Dieses Mal klang dieser Ausruf, statt freudig erregt, wie soeben, schmerzlich traurig, während Erich seine beiden Hände vor das Gesicht preßte und tief erschüttert dasaß. »Verloren verloren!«

Tiefer Orgelton, der von der Kirche herüberdrang, war wohl schuld daran, daß sich sein Schmerz um Blanda in linde Wehmut und Thränen auflöste, wirkte aber auf Selma in ganz anderer Art; sie näherte sich Erich, sie schlang ihren Arm um seinen Hals, sie küßte ihn sanft auf das krause Haar und sagte zart, aber doch dringend:

»Entschließe dich, Erich, entschließe dich zu deinem Glücke, und was geschehen soll, muß bald geschehen; entschließe dich, statt in zehnjähriger Gefangenschaft dein junges Leben hoffnungslos zu vergeuden, in meinen Armen frei und glücklich zu sein!«

»O, Selma entschlossen bin ich und kann nicht anders!« rief er, hastig aufspringend. »Laß Blanda geliebt und hochgeehrt, ja, glücklich als Gattin des Mannes leben, der mich so grenzenlos unglücklich gemacht, laß es wahr sein, daß die zehnjährige Haft meine besten Kräfte verzehrt und mich früh alt werden läßt, ich will doch aushalten, was über mich verhängt ist, und wäre es auch nur, um den guten, fleckenlosen Namen meines Vaters in Ehren zu halten, da ich doch sonst nichts mehr thun kann, um seinen heißesten Wunsch zu erfüllen!«

»Erich, du bist grausam und undankbar!«

»Gewiß nicht, Selma!« antwortete er, ihr näher tretend und sanft ihre beiden Hände ergreifend.
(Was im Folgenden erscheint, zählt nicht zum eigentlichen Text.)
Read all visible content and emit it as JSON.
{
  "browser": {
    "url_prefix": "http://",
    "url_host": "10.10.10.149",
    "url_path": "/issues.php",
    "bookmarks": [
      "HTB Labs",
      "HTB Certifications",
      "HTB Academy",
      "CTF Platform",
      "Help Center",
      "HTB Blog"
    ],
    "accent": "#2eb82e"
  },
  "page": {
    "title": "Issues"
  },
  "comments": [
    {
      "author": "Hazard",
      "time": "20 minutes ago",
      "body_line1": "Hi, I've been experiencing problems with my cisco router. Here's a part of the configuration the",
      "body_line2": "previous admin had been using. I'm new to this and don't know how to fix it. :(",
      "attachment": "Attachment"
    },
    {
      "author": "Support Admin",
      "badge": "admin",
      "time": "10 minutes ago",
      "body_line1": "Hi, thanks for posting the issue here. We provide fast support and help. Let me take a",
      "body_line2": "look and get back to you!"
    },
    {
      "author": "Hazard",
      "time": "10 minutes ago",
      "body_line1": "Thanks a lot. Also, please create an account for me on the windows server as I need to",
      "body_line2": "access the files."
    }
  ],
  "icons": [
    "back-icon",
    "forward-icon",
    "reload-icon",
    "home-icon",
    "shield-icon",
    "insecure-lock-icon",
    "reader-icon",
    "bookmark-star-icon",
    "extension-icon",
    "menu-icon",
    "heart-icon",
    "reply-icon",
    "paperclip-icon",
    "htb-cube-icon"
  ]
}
Ich sage dir heißen, heißen Dank für deine Teilnahme und will dir diese Dankbarkeit Zeit meines Lebens, so viel in meinen Kräften steht, beweisen; aber ich kann nicht zu meinen anderen Vergehen noch das schimpflichste der Desertion fügen ich kann und will nicht!« Das schöne, vor Aufregung glühende Weib hatte seine beiden Arme umklammert und rankte sich langsam bis zu seiner Brust empor, wo sie ihren schwer atmenden Busen fest auf sein Herz drückte und mit zitternden Lippen und halb geschlossenen Augen {bild} sagte: »Wenn du nicht mit mir fliehen willst, Erich, so liebe mich und sei es auch nur aus Barmherzigkeit!«

»Ich habe nur einmal geliebt, Selma, und kann trotz alledem dieser Liebe nicht entsagen!«

»Du liebst Blanda!«

»Ja, ich liebe sie und werde sie lieben, obgleich ich weiß, welch tiefe Kluft mich für immer von ihr trennt!«

»Amen!« klang es deutlich von der Kirche herüber, wie Erich wenigstens glaubte, aber so klar und hörbar, daß Selma erschreckt aufblickte, um gleich darauf mit einem lauten Schrei in das Sofa zurückzusinken. Es stand jemand unter der Thür, der mit einem eigentümlichen Lächeln sagte, er habe ein paarmal vergeblich angeklopft und müsse schon dieser unwillkommenen Störung wegen um Verzeihung bitten.«

»Herr Doktor Burbus!«

»Ja, mein Junge, ich bin es,« sagte der alte Mann gerührt, obgleich er sich durch einige Grimassen Mühe gab, diese Rührung nicht merken zu lassen »ich bin es und gekommen, um dich aufzusuchen; schon am Thore dieser kleinen Festung, die so still und öde ist, wie ein verwunschenes Schloß, forschte ich nach dir und erfuhr, daß du wahrscheinlich auf einem der Bureaux der Kommandantur sein würdest, von dort aber habe man dich in dieses Haus eintreten sehen, und da versuchte ich mein Glück und kam auch richtig zum Ziele, dich zu finden und zugleich unsere Bekanntschaft aus früherer Zeit zu erneuern. Nichts für ungut,« wandte er sich an Selma, indem er ihr treuherzig die Hand reichte; »wir Aerzte sind wie die Geistlichen, welch letztere ich sehr genau kenne, wir sehen und hören je nach Bedürfnis, und hier, kann ich Ihnen versichern, hörte ich nur sehr Erfreuliches, weshalb ich mir denn auch erlaubte, so recht von Herzen Amen zu sagen.«

»Mein Vater wird sich recht freuen, Sie zu sehen, Herr Doktor,« sagte Selma, nachdem sie nur sehr kurze Zeit gebraucht, sich vollständig zu fassen und zu sammeln »wie oft sprechen wir von den Bekannten auf Zwingenberg er kommt soeben aus der Kirche,« fuhr sie fort, indem sie ans Fenster eilte und dort die kalten Scheiben benutzte, um ihre heiße Stirn etwas daran zu kühlen.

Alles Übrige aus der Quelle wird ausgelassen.